Saturday, December 25, 2010

Diet Cokes

D2.

Have you ever been to a restaurant? The kind where the waitress constantly hovers near your table, petitioning to refill your cup of diet coke? The kind where you are constantly reassured by Jill, your server, that your cup will never be empty?

Have you ever seen a well? The kind that they dig deep into the ground to access the clean water hidden from view? The kind whose depths look black and abysmal to your eyes? The kind you lower a bucket into?

My answer is yes to both questions; however, this isn't really about wells or tumblers of diet coke. This is about character.

So, in life, there are three kinds of topography.

There are the mountain tops - Those moments with God where you feel like He is right there. Like He's in the air and the trees and the sky.

There are the valleys - those moments with God where you feel His heart ache with you, those times where you can just feel His hot tears on your shoulder.

And then there is stable ground - the moments of life that just seem to pass with the click of a ticking clock and the flip of a calendar page.

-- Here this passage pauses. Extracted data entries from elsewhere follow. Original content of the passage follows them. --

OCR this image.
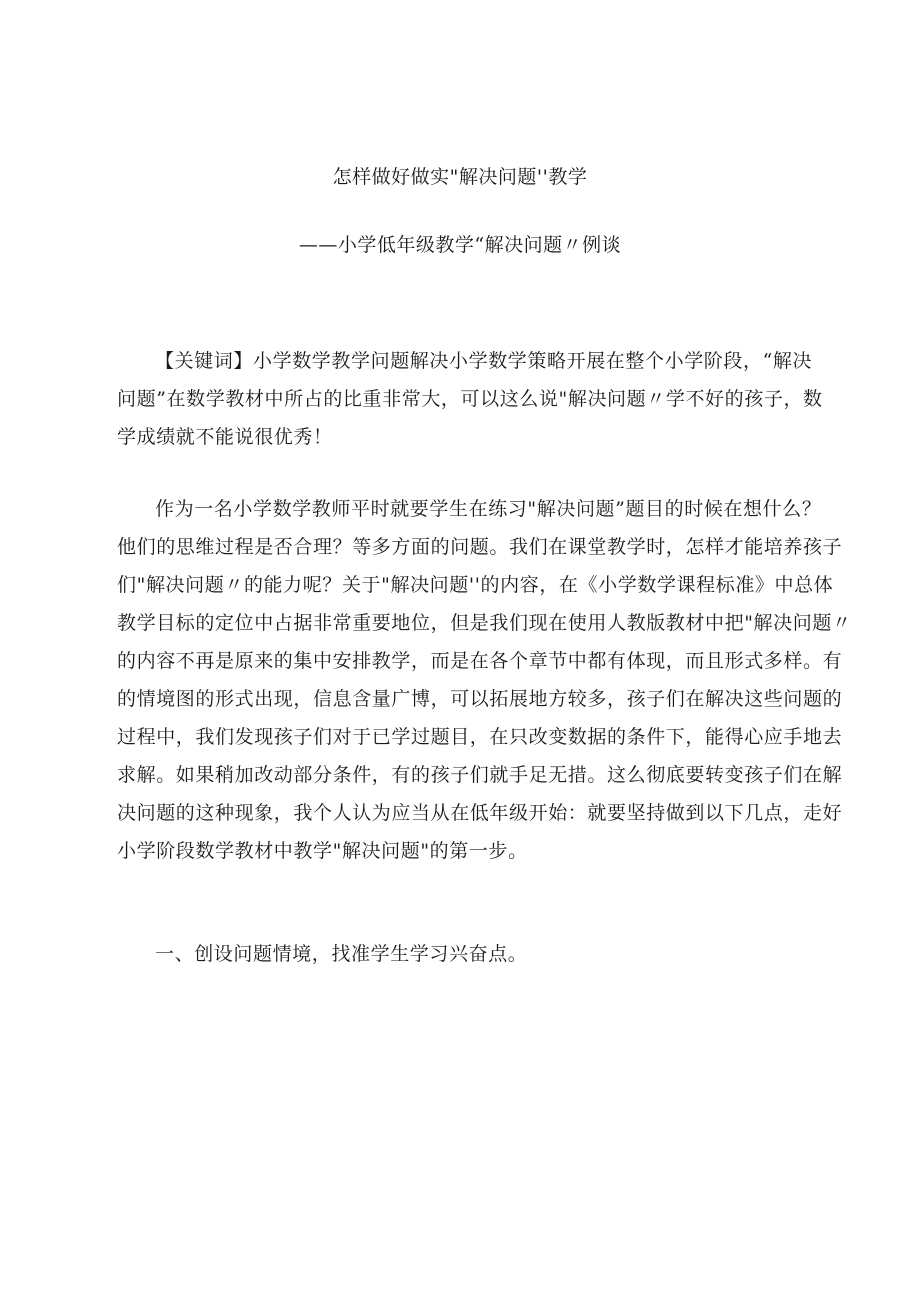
怎样做好做实"解决问题''教学
——小学低年级教学“解决问题〃例谈
【关键词】小学数学教学问题解决小学数学策略开展在整个小学阶段，“解决
问题”在数学教材中所占的比重非常大，可以这么说"解决问题〃学不好的孩子，数
学成绩就不能说很优秀！
作为一名小学数学教师平时就要学生在练习"解决问题”题目的时候在想什么？
他们的思维过程是否合理？等多方面的问题。我们在课堂教学时，怎样才能培养孩子
们"解决问题〃的能力呢？关于"解决问题''的内容，在《小学数学课程标准》中总体
教学目标的定位中占据非常重要地位，但是我们现在使用人教版教材中把"解决问题〃
的内容不再是原来的集中安排教学，而是在各个章节中都有体现，而且形式多样。有
的情境图的形式出现，信息含量广博，可以拓展地方较多，孩子们在解决这些问题的
过程中，我们发现孩子们对于已学过题目，在只改变数据的条件下，能得心应手地去
求解。如果稍加改动部分条件，有的孩子们就手足无措。这么彻底要转变孩子们在解
决问题的这种现象，我个人认为应当从在低年级开始：就要坚持做到以下几点，走好
小学阶段数学教材中教学"解决问题"的第一步。
一、创设问题情境，找准学生学习兴奋点。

In some places, if you dig deep enough, you will find a dangerous current of water. Underneath the seemingly boring, there is excitement waiting to be found.

I'm trying to dig a well.

Sometimes I look at my life and wonder why I'm not excited. It usually means that I'm not being challenged. And then, once I am challenged, I look at my life and wonder why things are so difficult.

Lately, I've been really challenged with things that I lack in character in comparison to Jesus. You see, I don't want to be a good citizen or a good Christian, I want people to receive Life from me. So that is my well. How do I become like Him? How do I dig deep enough to access the constant excitement that comes from living the Gospel? How do I dig deep enough to access Jesus' passion for healing the sick, feeding the poor, and showing people the Father?

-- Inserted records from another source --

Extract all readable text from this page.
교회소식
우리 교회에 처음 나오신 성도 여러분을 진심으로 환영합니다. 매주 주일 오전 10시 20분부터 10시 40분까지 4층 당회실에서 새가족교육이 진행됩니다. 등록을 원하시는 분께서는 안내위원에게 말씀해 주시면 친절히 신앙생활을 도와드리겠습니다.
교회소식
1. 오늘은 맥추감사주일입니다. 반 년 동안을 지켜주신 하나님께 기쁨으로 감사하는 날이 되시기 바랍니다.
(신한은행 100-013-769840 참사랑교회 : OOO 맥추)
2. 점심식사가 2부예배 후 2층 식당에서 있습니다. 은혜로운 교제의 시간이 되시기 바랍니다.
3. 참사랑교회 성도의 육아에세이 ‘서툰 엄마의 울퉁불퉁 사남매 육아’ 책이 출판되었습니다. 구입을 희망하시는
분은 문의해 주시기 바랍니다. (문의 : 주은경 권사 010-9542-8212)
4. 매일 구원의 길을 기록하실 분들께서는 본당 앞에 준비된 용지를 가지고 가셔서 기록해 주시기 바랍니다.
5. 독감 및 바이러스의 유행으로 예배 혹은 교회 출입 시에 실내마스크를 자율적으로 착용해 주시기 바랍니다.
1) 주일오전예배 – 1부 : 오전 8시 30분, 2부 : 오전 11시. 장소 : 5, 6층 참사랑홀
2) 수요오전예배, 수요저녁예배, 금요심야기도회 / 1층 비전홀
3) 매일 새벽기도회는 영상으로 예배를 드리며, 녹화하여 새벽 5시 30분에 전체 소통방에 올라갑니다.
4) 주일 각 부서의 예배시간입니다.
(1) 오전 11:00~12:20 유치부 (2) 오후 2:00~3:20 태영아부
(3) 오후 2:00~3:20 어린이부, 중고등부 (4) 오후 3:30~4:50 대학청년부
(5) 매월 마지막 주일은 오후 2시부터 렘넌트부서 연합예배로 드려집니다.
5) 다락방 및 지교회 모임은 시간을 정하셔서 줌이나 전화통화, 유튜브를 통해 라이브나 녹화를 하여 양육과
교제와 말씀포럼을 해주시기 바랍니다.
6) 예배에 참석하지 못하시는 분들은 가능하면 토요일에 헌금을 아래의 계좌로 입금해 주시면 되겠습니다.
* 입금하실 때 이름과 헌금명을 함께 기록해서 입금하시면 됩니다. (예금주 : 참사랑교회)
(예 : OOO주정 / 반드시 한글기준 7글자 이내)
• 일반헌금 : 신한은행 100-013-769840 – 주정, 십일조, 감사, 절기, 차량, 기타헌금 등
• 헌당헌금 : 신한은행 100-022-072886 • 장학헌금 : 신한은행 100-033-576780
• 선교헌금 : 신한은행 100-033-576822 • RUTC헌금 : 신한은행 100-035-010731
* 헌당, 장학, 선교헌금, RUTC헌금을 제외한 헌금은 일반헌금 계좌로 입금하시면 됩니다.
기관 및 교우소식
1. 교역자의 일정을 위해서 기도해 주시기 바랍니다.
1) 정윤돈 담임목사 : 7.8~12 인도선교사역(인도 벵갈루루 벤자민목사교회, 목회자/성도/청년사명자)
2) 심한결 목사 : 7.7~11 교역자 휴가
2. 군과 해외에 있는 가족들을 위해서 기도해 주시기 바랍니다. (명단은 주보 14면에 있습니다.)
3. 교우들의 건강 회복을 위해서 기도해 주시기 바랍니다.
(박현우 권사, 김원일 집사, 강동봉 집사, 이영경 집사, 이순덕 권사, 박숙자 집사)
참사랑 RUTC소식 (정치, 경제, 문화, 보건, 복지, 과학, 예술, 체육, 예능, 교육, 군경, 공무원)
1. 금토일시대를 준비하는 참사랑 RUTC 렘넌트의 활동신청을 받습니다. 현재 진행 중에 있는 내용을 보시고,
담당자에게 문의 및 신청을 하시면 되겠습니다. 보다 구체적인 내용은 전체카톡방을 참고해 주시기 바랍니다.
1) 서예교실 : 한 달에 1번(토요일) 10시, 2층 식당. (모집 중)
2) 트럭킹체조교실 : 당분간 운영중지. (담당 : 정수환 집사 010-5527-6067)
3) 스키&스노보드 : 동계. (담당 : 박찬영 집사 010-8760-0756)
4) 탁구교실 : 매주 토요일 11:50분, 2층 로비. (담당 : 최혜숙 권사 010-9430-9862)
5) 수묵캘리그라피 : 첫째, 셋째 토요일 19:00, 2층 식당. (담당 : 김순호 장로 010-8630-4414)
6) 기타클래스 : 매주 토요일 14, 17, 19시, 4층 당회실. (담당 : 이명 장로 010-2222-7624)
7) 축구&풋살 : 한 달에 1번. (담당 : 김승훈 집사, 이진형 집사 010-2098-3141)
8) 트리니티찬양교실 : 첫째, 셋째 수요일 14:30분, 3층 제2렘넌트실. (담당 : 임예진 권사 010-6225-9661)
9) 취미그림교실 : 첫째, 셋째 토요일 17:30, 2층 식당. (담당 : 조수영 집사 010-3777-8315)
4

I can't say that I know what I've gotten myself into. If we are speaking in terms of digging wells, there is no bottom in sight. All I know is that the best way to become like someone is to hang out with them as much as possible.

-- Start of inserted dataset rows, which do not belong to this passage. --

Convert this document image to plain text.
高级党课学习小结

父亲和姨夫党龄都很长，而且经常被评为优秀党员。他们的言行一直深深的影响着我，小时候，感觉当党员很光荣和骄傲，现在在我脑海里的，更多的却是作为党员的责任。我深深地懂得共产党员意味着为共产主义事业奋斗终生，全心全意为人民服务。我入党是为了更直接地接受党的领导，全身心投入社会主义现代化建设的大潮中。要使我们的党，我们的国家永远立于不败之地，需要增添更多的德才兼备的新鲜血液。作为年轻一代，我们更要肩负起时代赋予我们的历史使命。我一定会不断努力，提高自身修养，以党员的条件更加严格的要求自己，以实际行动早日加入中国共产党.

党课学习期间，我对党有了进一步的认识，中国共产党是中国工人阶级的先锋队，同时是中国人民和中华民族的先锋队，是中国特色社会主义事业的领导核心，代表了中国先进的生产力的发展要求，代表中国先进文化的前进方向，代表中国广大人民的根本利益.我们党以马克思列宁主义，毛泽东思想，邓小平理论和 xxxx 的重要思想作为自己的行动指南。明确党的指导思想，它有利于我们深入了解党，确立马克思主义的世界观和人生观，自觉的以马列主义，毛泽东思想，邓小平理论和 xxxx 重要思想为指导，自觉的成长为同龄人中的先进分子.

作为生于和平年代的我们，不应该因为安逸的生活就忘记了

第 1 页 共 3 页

I'm not going to lie, sometimes hanging out with God feels like scratching the surface of concrete, but the promise of depth and excitement keeps me going. The more I surrender my life to Him and throw the rocks and debris behind me, the more I see.

The more I see that He really did come so I could have life, but not just so I could have any old life, but so that I could have life to the full. Exciting, challenging, adventurous Life.

The more I see that Holy Spirit really is like an overeager waitress, that He always has a refill for me, that I never have to run out of peace or joy or hope.

The more I see that there is a difference between dehydration and thirst.

The more I see that I never have to be dehydrated, I never have to feel like I'm dying or hazy or about to faint of boredom.

The more I see that I will always be thirsty, that I will never, ever get enough relationship with Him.

The more I see that my thirst for right relationship will be continually gratified.

The more I see that character really is about wells and refills of diet coke.